Basically he explained he was using a bunch of harmonic devises to get ” out of the ordinary path”
i definitely get a ‘strung out’ vibe from the artwork, too. i don’t know what the artist’s intentions were, but i think that even if sonny still had his habit at this time, the portrayal is fairly offensive, despite possibly being well-intentioned.
I’m trying to figure out what the three shadowy figures are doing in the back.
The rest of the quartet waiting for Sonny to wake up?
Can I suggest putting on our 1957/8 eyes , English eyes at that , I doubt the drug reference looking at
it through this prism. It also shows 4 figures , which makes up a quartet maybe .
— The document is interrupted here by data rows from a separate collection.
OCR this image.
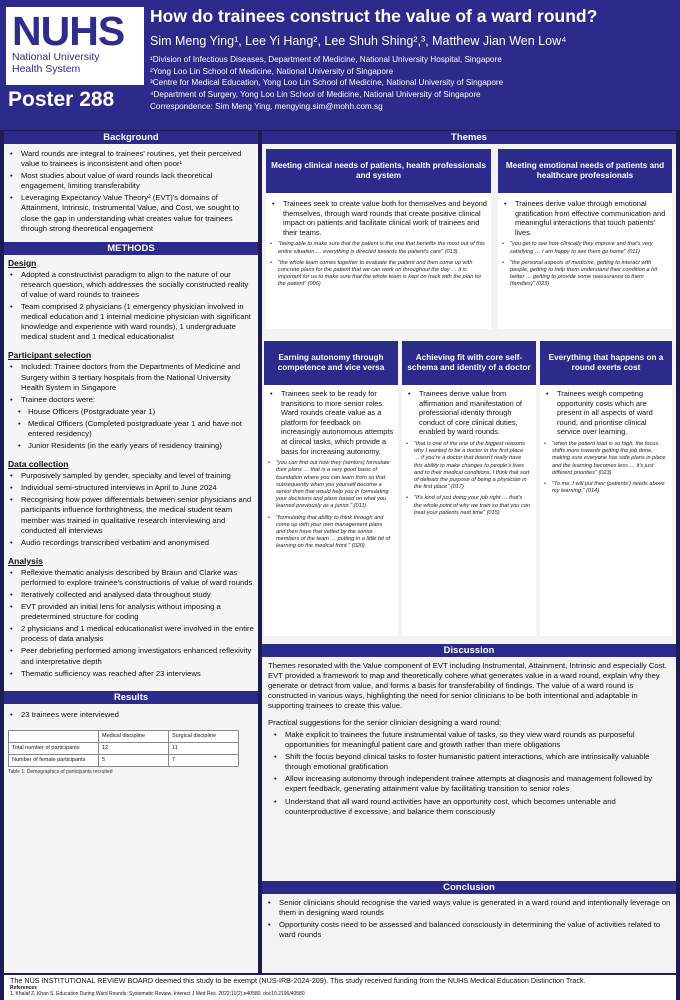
NUHS
National University
Health System
Poster 288
How do trainees construct the value of a ward round?
Sim Meng Ying¹, Lee Yi Hang², Lee Shuh Shing²,³, Matthew Jian Wen Low⁴
¹Division of Infectious Diseases, Department of Medicine, National University Hospital, Singapore
²Yong Loo Lin School of Medicine, National University of Singapore
³Centre for Medical Education, Yong Loo Lin School of Medicine, National University of Singapore
⁴Department of Surgery, Yong Loo Lin School of Medicine, National University of Singapore
Correspondence: Sim Meng Ying, mengying.sim@mohh.com.sg
Background
• Ward rounds are integral to trainees' routines, yet their perceived value to trainees is inconsistent and often poor¹
• Most studies about value of ward rounds lack theoretical engagement, limiting transferability
• Leveraging Expectancy Value Theory² (EVT)'s domains of Attainment, Intrinsic, Instrumental Value, and Cost, we sought to close the gap in understanding what creates value for trainees through strong theoretical engagement
METHODS
Design
• Adopted a constructivist paradigm to align to the nature of our research question, which addresses the socially constructed reality of value of ward rounds to trainees
• Team comprised 2 physicians (1 emergency physician involved in medical education and 1 internal medicine physician with significant knowledge and experience with ward rounds), 1 undergraduate medical student and 1 medical educationalist
Participant selection
• Included: Trainee doctors from the Departments of Medicine and Surgery within 3 tertiary hospitals from the National University Health System in Singapore
• Trainee doctors were:
• House Officers (Postgraduate year 1)
• Medical Officers (Completed postgraduate year 1 and have not entered residency)
• Junior Residents (in the early years of residency training)
Data collection
• Purposively sampled by gender, specialty and level of training
• Individual semi-structured interviews in April to June 2024
• Recognising how power differentials between senior physicians and participants influence forthrightness, the medical student team member was trained in qualitative research interviewing and conducted all interviews
• Audio recordings transcribed verbatim and anonymised
Analysis
• Reflexive thematic analysis described by Braun and Clarke was performed to explore trainee's constructions of value of ward rounds
• Iteratively collected and analysed data throughout study
• EVT provided an initial lens for analysis without imposing a predetermined structure for coding
• 2 physicians and 1 medical educationalist were involved in the entire process of data analysis
• Peer debriefing performed among investigators enhanced reflexivity and interpretative depth
• Thematic sufficiency was reached after 23 interviews
Results
• 23 trainees were interviewed
	Medical discipline	Surgical discipline
Total number of participants	12	11
Number of female participants	5	7
Table 1: Demographics of participants recruited
Themes
Meeting clinical needs of patients, health professionals and system
• Trainees seek to create value both for themselves and beyond themselves, through ward rounds that create positive clinical impact on patients and facilitate clinical work of trainees and their teams.
• "being able to make sure that the patient is the one that benefits the most out of this entire situation … everything is directed towards the patient's care" (013)
• "the whole team comes together to evaluate the patient and then come up with concrete plans for the patient that we can work on throughout the day … it is important for us to make sure that the whole team is kept on track with the plan for the patient" (006)
Meeting emotional needs of patients and healthcare professionals
• Trainees derive value through emotional gratification from effective communication and meaningful interactions that touch patients' lives.
• "you get to see how clinically they improve and that's very satisfying … I am happy to see them go home" (011)
• "the personal aspects of medicine, getting to interact with people, getting to help them understand their condition a bit better … getting to provide some reassurance to them (families)" (023)
Earning autonomy through competence and vice versa
• Trainees seek to be ready for transitions to more senior roles. Ward rounds create value as a platform for feedback on increasingly autonomous attempts at clinical tasks, which provide a basis for increasing autonomy.
• "you can find out how they (seniors) formulate their plans … that is a very good basis of foundation where you can learn from so that subsequently when you yourself become a senior then that would help you in formulating your decisions and plans based on what you learned previously as a junior." (011)
• "formulating that ability to think through and come up with your own management plans and then have that vetted by the senior members of the team … putting in a little bit of learning on the medical front." (020)
Achieving fit with core self-schema and identity of a doctor
• Trainees derive value from affirmation and manifestation of professional identity through conduct of core clinical duties, enabled by ward rounds.
• "that is one of the one of the biggest reasons why I wanted to be a doctor in the first place … if you're a doctor that doesn't really have this ability to make changes to people's lives and to their medical conditions, I think that sort of defeats the purpose of being a physician in the first place" (017)
• "It's kind of just doing your job right … that's the whole point of why we train so that you can treat your patients next time" (015)
Everything that happens on a round exerts cost
• Trainees weigh competing opportunity costs which are present in all aspects of ward round, and prioritise clinical service over learning.
• "when the patient load is so high, the focus shifts more towards getting the job done, making sure everyone has safe plans in place and the learning becomes less … it's just different priorities" (023)
• "To me, I will put their (patients') needs above my learning." (014)
Discussion

Themes resonated with the Value component of EVT including Instrumental, Attainment, Intrinsic and especially Cost. EVT provided a framework to map and theoretically cohere what generates value in a ward round, explain why they generate or detract from value, and forms a basis for transferability of findings. The value of a ward round is constructed in various ways, highlighting the need for senior clinicians to be both intentional and adaptable in supporting trainees to create this value.

Practical suggestions for the senior clinician designing a ward round:

• Make explicit to trainees the future instrumental value of tasks, so they view ward rounds as purposeful opportunities for meaningful patient care and growth rather than mere obligations
• Shift the focus beyond clinical tasks to foster humanistic patient interactions, which are intrinsically valuable through emotional gratification
• Allow increasing autonomy through independent trainee attempts at diagnosis and management followed by expert feedback, generating attainment value by facilitating transition to senior roles
• Understand that all ward round activities have an opportunity cost, which becomes untenable and counterproductive if excessive, and balance them consciously
Conclusion
• Senior clinicians should recognise the varied ways value is generated in a ward round and intentionally leverage on them in designing ward rounds
• Opportunity costs need to be assessed and balanced consciously in determining the value of activities related to ward rounds
The NUS INSTITUTIONAL REVIEW BOARD deemed this study to be exempt (NUS-IRB-2024-209). This study received funding from the NUHS Medical Education Distinction Track.
References
1. Khalaf Z, Khan S. Education During Ward Rounds: Systematic Review. Interact J Med Res. 2022;11(2):e40580. doi:10.2196/40580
Totally “nodding off” in between sets outside the gig. Play on the Worktime title.
When I look at the Rollin’s cover I think the 2 outer guys have their hands in their pockets and the guy in the middle has his hands on their shoulders. A lot of the Esquire covers are really tasty.
what do you think is the idea of the figure, ian? i’m genuinely curious.
Gregory, do you think this makes sense?….
I drew an outline around what I think is a silhouette of the other three members of the quartet….
http://gdurl.com/BIr0
The cover designer was Michael Sherlock who also did Ray Bryant Trio , Miles Davis Dig and I think Gene Ammons In Fidelity ( but I do not own that one). I can’t find any information on him but if you visit the London Jazz Collectors site they put together a comparison of about 100 Prestige and Esquire covers and the distinct impression comes from those covers (that do not just duplicate the US releases ) that they are just another interpretation of the title .So I would tend to stick with my original suggestion that is the quartet resting between worktime.
that’s not a bad interpretation. i doubt the designer intended to make it look like sonny was all fucked up, but it can definitely come across that way.